Using a life cycle assessment (LCA), the environmental impacts from generating 1 kWh of electricity for self-consumption via a photovoltaic-battery system are determined. The system includes a 10 kWp multicrystalline-silicon photovoltaic (PV) system (solar irradiation about 1350 kWh/m2/year and annual yield 1000 kWh/kWp), an iron phosphate lithium-ion (LiFePO4) battery, and other components such as the control system, battery housing, and two inverters (one for the PV system and one for the battery system). Three options for the AC-coupled system with changing battery capacities (5, 10, or 20 kWh nominal capacity) are investigated.
The environmental impacts are assessed using the indicators greenhouse gas emissions and cumulative energy demand (separated into total and non-renewable cumulative energy demand). In addition, the four most important impact categories for PV electricity—respiratory inorganics (particulate matter), acidification, energy carrier resource use, and minerals and metals resource use—are assessed according to the environmental footprint (EF) method. Data are drawn from the DETEC data DQRv2:2018, recent literature, and product details provided by manufacturers.
The results show larger environmental impacts of PV-battery systems with increasing battery capacity; for capacities of 5, 10, and 20 kWh, the cumulative greenhouse gas emissions from 1 kWh of electricity generation for self-consumption via a PV-battery system are 80, 84, and 88 g CO2-eq/kWh, respectively. The cumulative greenhouse gas emissions of PV electricity consumed directly or fed into the grid are 54 g CO2-eq/kWh. The corresponding total cumulative energy demands are 5.27, 5.40, and 5.50 MJ oil-eq/kWh, with non-renewable energy carriers contributing 1.16, 1.22, and 1.29 MJ oil-eq/kWh. In the investigated EF impact categories, we similarly observe a larger environmental burden with increasing battery capacity, except in the use of minerals and metals.
Our sensitivity analyses show that using a nickel cobalt manganese oxide (NCM) lithium-ion battery, instead of an LiFePO4 battery, leads to a comparable environmental impact in terms of greenhouse gas emissions and cumulative energy demand. However, the NCM battery increases the impact in the EF categories of acidification and respiratory inorganics by 7 and 10 %, respectively, whereas energy carrier resource use decreases by 4 % and minerals and metals resource use decrease by 1 %. Using a copper indium selenium (CIS) PV panel instead of a multicrystalline-silicon decreases greenhouse gas emissions by 24 %, non-renewable cumulative energy demand by 13 %, and particulate matter emissions by 60 % (the largest decrease).

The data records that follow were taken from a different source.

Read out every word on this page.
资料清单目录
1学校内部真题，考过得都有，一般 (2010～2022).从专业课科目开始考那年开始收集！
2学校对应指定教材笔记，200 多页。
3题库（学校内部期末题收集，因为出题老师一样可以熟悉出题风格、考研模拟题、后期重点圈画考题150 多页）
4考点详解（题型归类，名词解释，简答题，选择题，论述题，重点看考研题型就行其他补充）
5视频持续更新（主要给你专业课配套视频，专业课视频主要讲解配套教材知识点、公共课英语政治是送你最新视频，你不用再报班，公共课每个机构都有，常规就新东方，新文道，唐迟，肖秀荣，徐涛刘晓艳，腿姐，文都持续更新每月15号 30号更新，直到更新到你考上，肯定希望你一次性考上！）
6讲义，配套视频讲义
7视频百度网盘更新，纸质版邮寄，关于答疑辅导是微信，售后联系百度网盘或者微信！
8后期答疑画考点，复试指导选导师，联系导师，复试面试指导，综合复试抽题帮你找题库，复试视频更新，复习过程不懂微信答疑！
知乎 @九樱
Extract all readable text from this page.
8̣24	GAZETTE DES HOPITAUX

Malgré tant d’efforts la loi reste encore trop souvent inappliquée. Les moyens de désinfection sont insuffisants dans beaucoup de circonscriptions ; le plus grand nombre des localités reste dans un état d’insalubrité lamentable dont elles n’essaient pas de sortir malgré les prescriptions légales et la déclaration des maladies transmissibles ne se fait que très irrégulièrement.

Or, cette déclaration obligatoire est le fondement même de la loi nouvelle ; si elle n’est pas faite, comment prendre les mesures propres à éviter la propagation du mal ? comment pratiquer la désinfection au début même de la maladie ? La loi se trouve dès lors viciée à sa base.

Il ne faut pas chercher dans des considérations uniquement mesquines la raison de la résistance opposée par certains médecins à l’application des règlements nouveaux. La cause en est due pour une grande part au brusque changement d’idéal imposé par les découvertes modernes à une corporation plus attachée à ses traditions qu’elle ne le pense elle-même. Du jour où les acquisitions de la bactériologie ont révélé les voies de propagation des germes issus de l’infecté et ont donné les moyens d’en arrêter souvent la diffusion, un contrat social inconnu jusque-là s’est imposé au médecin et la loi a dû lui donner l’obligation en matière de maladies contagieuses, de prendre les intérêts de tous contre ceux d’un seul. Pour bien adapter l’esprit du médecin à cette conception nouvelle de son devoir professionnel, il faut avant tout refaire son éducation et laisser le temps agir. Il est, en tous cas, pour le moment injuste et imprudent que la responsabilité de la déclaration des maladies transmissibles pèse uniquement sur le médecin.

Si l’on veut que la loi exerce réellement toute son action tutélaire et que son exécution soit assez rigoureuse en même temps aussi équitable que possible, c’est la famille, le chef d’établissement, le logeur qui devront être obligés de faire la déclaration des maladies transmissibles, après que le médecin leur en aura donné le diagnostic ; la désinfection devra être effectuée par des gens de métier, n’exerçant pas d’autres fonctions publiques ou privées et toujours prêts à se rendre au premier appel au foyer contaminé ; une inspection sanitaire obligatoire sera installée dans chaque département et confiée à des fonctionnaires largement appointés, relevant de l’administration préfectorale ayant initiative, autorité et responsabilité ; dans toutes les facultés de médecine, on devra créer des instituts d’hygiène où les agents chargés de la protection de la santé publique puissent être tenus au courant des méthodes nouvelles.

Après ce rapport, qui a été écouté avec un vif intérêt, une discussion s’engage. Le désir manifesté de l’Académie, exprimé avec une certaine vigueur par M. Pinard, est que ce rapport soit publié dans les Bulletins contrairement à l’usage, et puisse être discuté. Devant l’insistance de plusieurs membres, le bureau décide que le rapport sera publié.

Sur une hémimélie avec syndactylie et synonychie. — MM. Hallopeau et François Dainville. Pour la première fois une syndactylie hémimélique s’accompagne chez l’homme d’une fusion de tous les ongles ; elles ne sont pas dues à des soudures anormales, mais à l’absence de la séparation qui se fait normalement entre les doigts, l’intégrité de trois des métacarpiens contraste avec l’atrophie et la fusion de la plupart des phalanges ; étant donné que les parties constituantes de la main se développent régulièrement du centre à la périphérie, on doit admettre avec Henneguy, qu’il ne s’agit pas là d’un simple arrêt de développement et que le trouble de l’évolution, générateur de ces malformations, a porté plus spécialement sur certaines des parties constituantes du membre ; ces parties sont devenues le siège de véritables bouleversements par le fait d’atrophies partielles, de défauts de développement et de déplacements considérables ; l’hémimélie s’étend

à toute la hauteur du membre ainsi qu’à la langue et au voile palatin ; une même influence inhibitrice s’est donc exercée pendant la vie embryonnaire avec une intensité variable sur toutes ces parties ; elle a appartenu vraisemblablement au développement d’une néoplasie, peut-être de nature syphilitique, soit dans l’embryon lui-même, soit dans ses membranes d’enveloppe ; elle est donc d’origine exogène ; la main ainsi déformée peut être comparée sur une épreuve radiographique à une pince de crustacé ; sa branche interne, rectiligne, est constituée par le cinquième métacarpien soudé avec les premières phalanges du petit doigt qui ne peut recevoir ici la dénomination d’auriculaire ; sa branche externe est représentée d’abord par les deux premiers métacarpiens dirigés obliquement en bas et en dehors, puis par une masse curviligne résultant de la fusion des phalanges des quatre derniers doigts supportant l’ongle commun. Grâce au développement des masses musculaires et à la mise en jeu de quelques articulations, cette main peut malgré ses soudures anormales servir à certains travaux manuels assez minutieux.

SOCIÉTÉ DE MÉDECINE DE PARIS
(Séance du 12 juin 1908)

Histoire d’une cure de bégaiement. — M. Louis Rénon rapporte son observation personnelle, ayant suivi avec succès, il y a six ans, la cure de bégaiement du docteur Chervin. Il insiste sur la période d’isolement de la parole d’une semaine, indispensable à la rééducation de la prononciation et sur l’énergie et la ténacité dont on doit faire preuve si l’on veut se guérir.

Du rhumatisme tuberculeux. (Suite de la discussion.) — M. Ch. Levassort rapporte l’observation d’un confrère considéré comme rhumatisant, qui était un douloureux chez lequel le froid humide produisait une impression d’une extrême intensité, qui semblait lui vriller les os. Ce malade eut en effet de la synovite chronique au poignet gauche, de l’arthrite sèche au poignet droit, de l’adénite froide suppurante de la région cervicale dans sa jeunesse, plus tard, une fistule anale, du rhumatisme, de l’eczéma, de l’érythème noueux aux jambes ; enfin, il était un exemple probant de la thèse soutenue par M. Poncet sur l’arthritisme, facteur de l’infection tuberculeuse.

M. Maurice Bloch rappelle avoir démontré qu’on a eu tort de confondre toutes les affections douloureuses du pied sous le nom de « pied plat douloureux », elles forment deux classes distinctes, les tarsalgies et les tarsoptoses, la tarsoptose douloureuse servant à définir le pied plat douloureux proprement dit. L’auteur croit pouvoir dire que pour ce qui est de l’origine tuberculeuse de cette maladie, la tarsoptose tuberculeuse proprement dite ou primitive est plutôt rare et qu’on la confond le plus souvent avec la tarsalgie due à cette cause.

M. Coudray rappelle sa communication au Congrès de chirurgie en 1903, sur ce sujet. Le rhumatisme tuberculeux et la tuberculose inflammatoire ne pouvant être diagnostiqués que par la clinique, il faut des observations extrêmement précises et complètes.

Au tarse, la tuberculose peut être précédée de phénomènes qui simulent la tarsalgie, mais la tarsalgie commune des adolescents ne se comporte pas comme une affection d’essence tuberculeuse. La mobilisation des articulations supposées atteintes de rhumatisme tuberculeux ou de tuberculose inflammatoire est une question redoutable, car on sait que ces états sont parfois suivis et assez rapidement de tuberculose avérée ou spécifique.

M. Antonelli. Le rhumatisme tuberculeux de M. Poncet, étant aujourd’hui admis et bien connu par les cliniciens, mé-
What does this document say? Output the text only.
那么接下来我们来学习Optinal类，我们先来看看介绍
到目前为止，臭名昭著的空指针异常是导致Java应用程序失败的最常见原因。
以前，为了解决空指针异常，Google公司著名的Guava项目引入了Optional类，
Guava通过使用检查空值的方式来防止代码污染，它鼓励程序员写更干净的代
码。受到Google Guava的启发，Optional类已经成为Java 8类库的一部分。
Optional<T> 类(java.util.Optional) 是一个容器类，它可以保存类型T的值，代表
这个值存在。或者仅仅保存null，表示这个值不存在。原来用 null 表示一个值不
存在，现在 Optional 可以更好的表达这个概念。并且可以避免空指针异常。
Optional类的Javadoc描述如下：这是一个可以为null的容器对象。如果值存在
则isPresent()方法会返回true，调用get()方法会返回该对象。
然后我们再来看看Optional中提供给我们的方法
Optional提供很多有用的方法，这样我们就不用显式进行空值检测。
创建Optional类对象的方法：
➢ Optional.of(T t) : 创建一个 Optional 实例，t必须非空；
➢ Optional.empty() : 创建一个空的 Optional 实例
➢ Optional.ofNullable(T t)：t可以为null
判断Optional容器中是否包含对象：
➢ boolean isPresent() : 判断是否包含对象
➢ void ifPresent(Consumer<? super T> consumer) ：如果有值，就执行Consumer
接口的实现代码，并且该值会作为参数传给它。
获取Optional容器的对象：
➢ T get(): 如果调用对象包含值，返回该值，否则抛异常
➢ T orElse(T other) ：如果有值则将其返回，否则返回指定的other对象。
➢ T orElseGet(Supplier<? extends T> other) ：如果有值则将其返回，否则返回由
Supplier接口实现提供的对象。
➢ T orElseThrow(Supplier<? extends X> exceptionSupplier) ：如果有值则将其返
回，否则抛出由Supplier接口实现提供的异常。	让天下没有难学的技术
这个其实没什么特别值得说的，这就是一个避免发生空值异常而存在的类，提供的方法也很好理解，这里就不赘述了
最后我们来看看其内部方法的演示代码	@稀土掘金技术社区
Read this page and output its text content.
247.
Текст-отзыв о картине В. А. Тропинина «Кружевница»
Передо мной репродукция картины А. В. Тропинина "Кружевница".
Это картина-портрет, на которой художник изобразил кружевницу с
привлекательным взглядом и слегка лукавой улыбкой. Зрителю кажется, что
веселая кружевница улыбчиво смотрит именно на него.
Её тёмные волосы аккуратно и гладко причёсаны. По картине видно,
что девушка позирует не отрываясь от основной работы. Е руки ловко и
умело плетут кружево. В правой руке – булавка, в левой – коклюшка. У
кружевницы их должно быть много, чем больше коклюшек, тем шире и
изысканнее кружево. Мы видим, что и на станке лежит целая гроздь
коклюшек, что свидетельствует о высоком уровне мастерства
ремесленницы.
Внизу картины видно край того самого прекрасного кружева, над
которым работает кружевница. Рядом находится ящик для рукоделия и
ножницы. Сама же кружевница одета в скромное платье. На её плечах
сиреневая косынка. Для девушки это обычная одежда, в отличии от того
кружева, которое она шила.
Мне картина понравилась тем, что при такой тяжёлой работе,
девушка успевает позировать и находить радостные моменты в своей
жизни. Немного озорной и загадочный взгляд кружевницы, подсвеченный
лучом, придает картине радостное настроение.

Furthermore, the calculated environmental impacts are sensitive to the assumed battery lifetime. A decrease from 5000 to 3000 charge cycles increases non-renewable cumulative energy demand by 24 % and greenhouse gas emissions by 16 %. Increasing from 5000 to 7000 charge cycles decreases the environmental impacts by 6 % and 7 % in terms of non-renewable cumulative energy demand and greenhouse gas emissions, respectively. A utility-scale battery system case study shows that using batteries to store PV electricity overproduction reduces greenhouse gas emissions compared to using natural gas backup electricity generation.